TV Shows Weakness in Presidential Debate

I watched the presidential debate last night and grew frustrated as both candidates continually went over their time limits.  Tom Brokaw was frustrated, too.

But as we neared the end of the debate, I realized exceeding the time limit was not the fault of either candidate.  The problem was the time limit itself.  Granted, we need brevity but to answer your opponent in one minute is totally unrealistic.  We ask for substance in answers.  At the same time the candidate must sum it up in 60 seconds.

No way.


Fewer questions.

No rebuttals.

Longer debate.

Eliminate  body language, facial expression, and tone of delivery and you are left with words which are assembled to deliver a thought.  Doing that, as we saw last night, is nearly impossible.  The Web has shown us that we don’t need to be constricted by 20th century clumps of time such as 30 seconds, 60 seconds, etc.
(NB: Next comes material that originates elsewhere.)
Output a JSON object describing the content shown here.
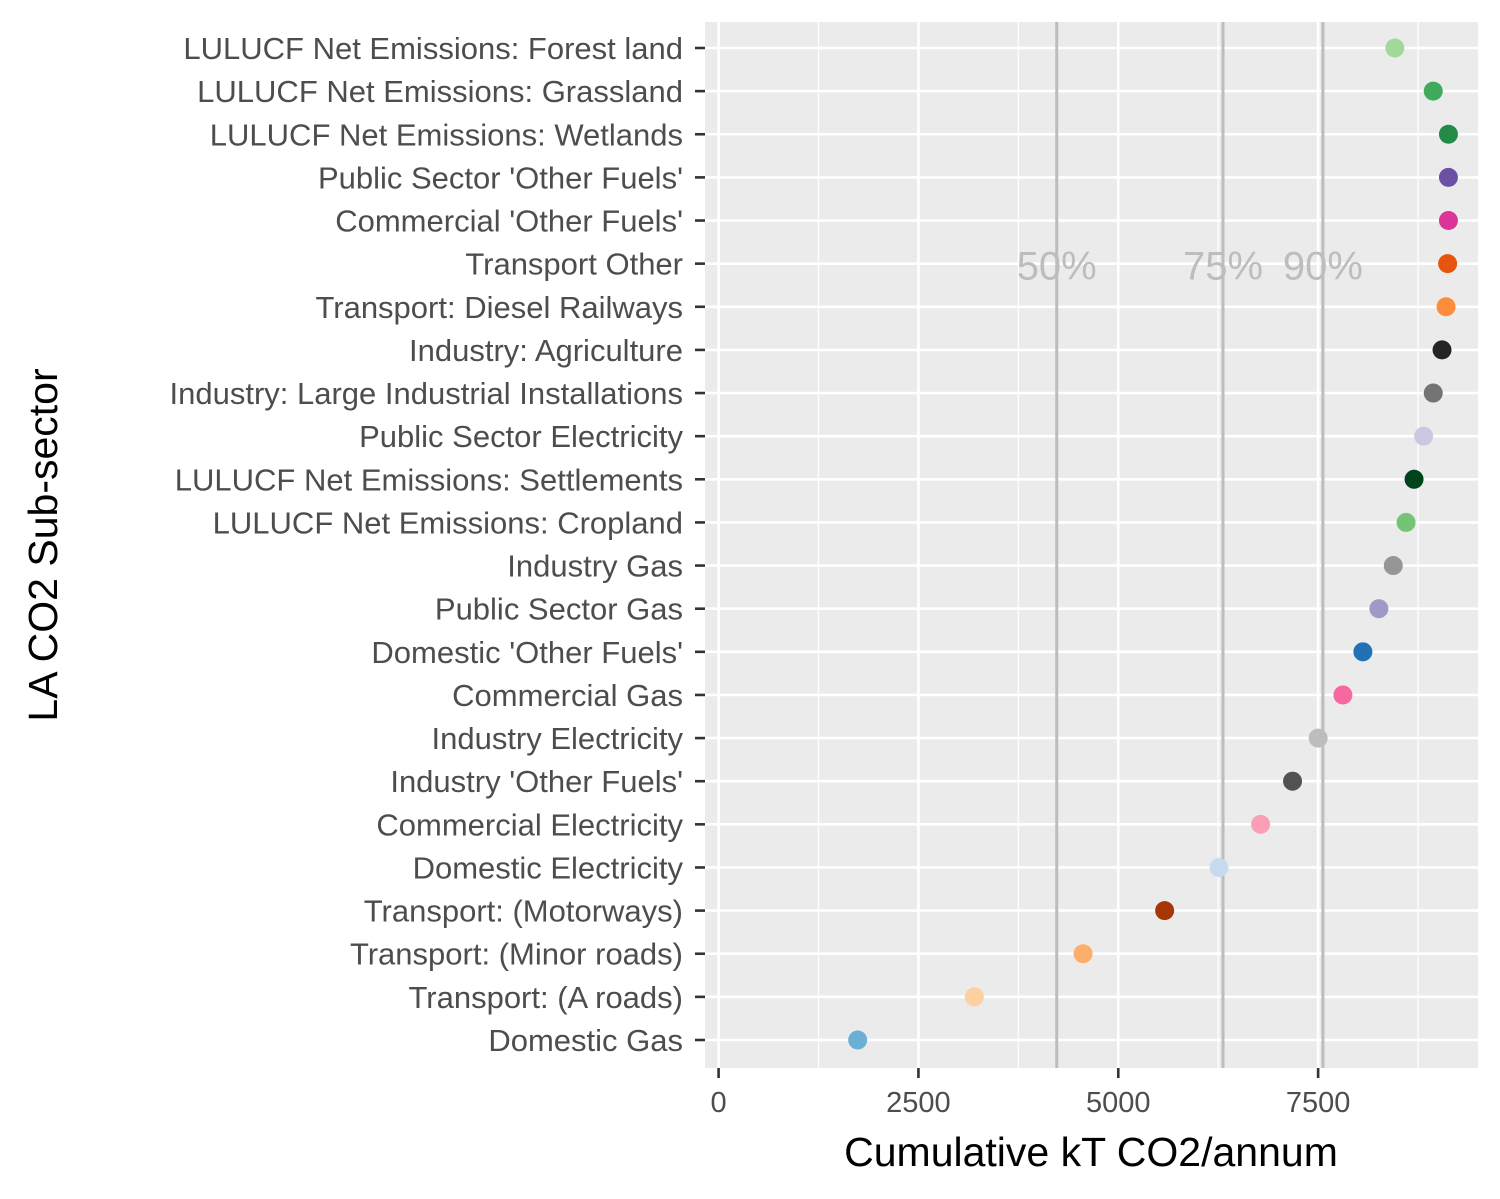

Couldn’t answers be expanded to 2 minutes and 35 or 40 seconds, and rebuttals opened to 1 minute 45 seconds?  I’m just tossing out random examples to show that 20th century media needs to experiment and update itself to meet 21st century needs.

There must be some study that shows a minimum time to deliver a substantive thought.

We complain that TV and radio have reduced everything to sound bites and that’s what was done to the candidates.  They were not well served by the time restriction, and therefore, neither were we.


3 responses to “TV Shows Weakness in Presidential Debate

  1. I completely agree with you, it is very unrealistic to give an answer with substance within a minute. Also if givin more time I feel that that both candidate would have been almost forced to address the questions more directly. I personally feel that the debate was a waste of time, as both candidates seemed to dance around almost every question.

  2. Yeah, I absolutely agree with what you’ve said. Is this how the debates were ran back in the days when Abraham Lincoln debated with Douglas? Unlikely, people don’t tune in to hear soundbites.